Я убрала одежду с лица и открыла глаза. Шкаф нависал надо мной словно гигантский гроб. Я кое-как выползла из-под него и присела у окна. Рядом с моей полуживой ногой валялся маленький желтый сверток. Должно быть, он выпал из шкафа и отлетел в сторону. Я осторожно взяла его и шумно выдохнула. На глаза навернулись слезы, и какое-то время я просто тихо всхлипывала, прислонившись к стене. Потом я сжала в руках сверток и поднесла его к губам.
Рэй первым нашел мою иву. Он договорился с часовыми, чтобы они не докладывали Вульфусу о нашей отлучке, и отвел меня туда. Он заранее сделал подкоп, принес под иву подушки и одеяло, даже немного книг. Я волновалась, потому что выходить за пределы сада мне никто не разрешал, но Рэй так крепко и уверенно держал мою руку, что я забыла обо всем.
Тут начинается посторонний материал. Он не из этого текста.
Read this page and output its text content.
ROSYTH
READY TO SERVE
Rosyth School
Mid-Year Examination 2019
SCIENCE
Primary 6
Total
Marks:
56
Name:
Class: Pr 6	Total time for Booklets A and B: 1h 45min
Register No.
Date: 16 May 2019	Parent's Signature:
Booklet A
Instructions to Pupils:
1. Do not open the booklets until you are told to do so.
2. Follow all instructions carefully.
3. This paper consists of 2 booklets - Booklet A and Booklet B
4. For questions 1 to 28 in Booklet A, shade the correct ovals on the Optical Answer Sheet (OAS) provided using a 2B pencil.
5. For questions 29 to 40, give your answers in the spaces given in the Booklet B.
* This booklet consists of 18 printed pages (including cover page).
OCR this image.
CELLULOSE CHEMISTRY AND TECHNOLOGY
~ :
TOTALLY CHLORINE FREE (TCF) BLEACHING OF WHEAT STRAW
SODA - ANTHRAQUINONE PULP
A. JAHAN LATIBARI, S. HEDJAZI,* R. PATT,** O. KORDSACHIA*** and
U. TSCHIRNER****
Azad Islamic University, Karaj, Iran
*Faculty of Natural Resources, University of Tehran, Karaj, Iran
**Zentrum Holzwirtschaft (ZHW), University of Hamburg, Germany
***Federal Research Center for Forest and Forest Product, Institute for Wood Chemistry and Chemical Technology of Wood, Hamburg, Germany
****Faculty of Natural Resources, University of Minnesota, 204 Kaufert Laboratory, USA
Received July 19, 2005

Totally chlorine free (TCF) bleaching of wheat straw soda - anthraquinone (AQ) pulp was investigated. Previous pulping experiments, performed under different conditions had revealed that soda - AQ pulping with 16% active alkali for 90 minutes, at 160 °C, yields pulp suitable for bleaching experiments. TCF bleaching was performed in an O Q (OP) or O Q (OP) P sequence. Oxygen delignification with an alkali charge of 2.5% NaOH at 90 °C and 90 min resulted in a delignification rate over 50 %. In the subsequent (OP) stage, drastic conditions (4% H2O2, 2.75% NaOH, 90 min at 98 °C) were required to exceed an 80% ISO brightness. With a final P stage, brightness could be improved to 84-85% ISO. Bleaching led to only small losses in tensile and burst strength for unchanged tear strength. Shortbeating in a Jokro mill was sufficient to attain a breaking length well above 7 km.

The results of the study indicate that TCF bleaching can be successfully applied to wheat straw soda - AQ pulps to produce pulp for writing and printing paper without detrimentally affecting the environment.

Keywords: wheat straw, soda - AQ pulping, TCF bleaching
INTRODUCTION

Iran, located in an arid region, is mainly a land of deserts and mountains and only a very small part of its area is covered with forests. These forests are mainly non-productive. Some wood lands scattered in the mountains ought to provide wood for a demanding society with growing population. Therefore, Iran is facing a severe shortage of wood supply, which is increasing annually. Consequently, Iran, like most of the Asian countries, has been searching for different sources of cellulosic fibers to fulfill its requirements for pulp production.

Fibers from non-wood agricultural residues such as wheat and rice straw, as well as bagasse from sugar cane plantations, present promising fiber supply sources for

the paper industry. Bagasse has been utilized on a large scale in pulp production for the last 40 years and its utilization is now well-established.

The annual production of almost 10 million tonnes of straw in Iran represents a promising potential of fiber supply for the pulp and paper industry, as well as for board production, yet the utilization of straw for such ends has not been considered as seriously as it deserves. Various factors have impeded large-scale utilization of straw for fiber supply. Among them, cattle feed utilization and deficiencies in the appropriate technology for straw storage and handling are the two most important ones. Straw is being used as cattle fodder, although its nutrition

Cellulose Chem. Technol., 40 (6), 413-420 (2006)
В тот день я впервые увидела лес, впервые встретилась со своей ивой и уже не могла смириться с жизнью взаперти. Наверное, Рэй чувствовал то же, что и я, когда видел это дерево. Под его листвой мы были в другом мире, где никто не имел права нам что-то запрещать.
Я не могла поверить, что целую его. Рэй всегда был рядом, но недосягаем, а теперь я могла любить его сколько захочу. Сколько хотел он. Хоть всю жизнь.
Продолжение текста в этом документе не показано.